Kesenizi Ereğli’ye açın.

Stat, kültür merkezi, işçi sarayı ve sosyal tesisleri başta olmak üzere Ereğli halkı adına belediyeye tahsis etmeniz, kendi işçilerinize karşı da bir borcunuzdur. Belediye hizmet verirken, Erdemir’de çalışan veya çalışmayan diye bir ayrım mı yapıyor?
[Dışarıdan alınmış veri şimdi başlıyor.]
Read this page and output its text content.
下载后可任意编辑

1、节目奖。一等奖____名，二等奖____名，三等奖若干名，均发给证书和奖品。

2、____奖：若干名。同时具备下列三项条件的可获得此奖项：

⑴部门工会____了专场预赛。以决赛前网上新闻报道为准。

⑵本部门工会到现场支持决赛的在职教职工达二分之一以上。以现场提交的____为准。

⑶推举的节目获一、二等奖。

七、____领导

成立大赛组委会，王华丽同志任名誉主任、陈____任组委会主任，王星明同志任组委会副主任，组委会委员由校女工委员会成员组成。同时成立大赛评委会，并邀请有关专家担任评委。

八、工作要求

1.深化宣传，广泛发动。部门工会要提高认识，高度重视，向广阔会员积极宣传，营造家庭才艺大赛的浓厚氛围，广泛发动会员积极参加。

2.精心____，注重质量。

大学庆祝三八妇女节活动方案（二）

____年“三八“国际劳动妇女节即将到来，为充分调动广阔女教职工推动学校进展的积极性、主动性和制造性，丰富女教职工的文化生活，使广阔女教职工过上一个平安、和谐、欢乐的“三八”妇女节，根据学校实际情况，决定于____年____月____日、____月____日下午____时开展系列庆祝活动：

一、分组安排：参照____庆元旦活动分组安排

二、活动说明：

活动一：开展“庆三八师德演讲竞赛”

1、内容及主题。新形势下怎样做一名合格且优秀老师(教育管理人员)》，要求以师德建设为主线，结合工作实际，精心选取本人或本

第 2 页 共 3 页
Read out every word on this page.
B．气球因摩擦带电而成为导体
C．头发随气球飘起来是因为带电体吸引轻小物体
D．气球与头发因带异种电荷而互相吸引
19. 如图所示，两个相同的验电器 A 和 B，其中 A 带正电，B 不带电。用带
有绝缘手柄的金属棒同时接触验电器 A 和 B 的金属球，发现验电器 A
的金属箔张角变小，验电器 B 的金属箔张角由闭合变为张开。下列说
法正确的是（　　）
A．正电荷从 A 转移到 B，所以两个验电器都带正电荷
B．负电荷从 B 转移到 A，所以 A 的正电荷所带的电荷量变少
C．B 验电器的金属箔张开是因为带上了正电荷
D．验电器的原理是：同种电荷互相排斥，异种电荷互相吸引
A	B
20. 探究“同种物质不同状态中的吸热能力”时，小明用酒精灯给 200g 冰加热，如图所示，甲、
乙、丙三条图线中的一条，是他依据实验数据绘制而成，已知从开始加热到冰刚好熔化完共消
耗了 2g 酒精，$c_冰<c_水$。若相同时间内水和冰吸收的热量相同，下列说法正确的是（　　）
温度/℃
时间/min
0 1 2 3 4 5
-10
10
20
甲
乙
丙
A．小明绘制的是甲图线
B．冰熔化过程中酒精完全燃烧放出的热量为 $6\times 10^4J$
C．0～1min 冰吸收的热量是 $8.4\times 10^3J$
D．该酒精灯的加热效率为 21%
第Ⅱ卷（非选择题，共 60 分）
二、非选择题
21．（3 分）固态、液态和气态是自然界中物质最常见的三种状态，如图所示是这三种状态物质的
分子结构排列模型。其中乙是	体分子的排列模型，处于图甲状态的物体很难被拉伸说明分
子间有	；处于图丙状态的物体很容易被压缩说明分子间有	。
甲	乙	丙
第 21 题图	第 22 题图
Belediyenin hangi partiye mensup olduğu da kimseyi bağlamamalı. Belediyenin tarih, kültür, sosyal yaşam, ekonomi alanları başta olmak üzere yerel düzeydeki hizmetlerinden en başta Erdemir’in de yararlandığı  asla unutulmamalıdır.

İşte Erdemir’in eksiği bu.

Kabul mu etmiyor, görmek mi istemiyor, büyüklük egosuyla mı uçuyor bilemem de, Ereğli’ye sırt dönmeye devam ediyor.

Böyle olmamalı!

Büyük olmak büyük davranış ve kararlar almakla  perçinlenir.

Büyüklük; tepeden bakmayı değil, şehir ile bütünleşerek ortak yaşam alanlarını paylaşmayı gerektirir.

**

İnanıyorum ki, Belediye ile Erdemir’in ön yargısız bir araya gelmeleri ile bu sorunların büyük çoğunluğu çözüme kavuşturulur.

Bu işi kim ya da kimler yapar?

Elbette vali ve kaymakam.

Çünkü bu iki kamu görevlisinin Erdemir ile herhangi bir rant bağlantıları yok. Siyasi de değiller.  Vali Osman Hacıbektaşoğlu  Kaymakam Mehmet Yapıcı,OYAK’tan tam  yetki almış Aşkın Niyazi Peker ve  Belediye Başkanı Halil Posbıyık’ın bir masa etrafında oturması ve iki bardak çay içmesi çok mu zor.

Konu çözüm olmalı.

Konu Ereğli olmalı.

Konu Erdemir olmalı.

Tümünün toplamı da, Ereğli halkı olmalı.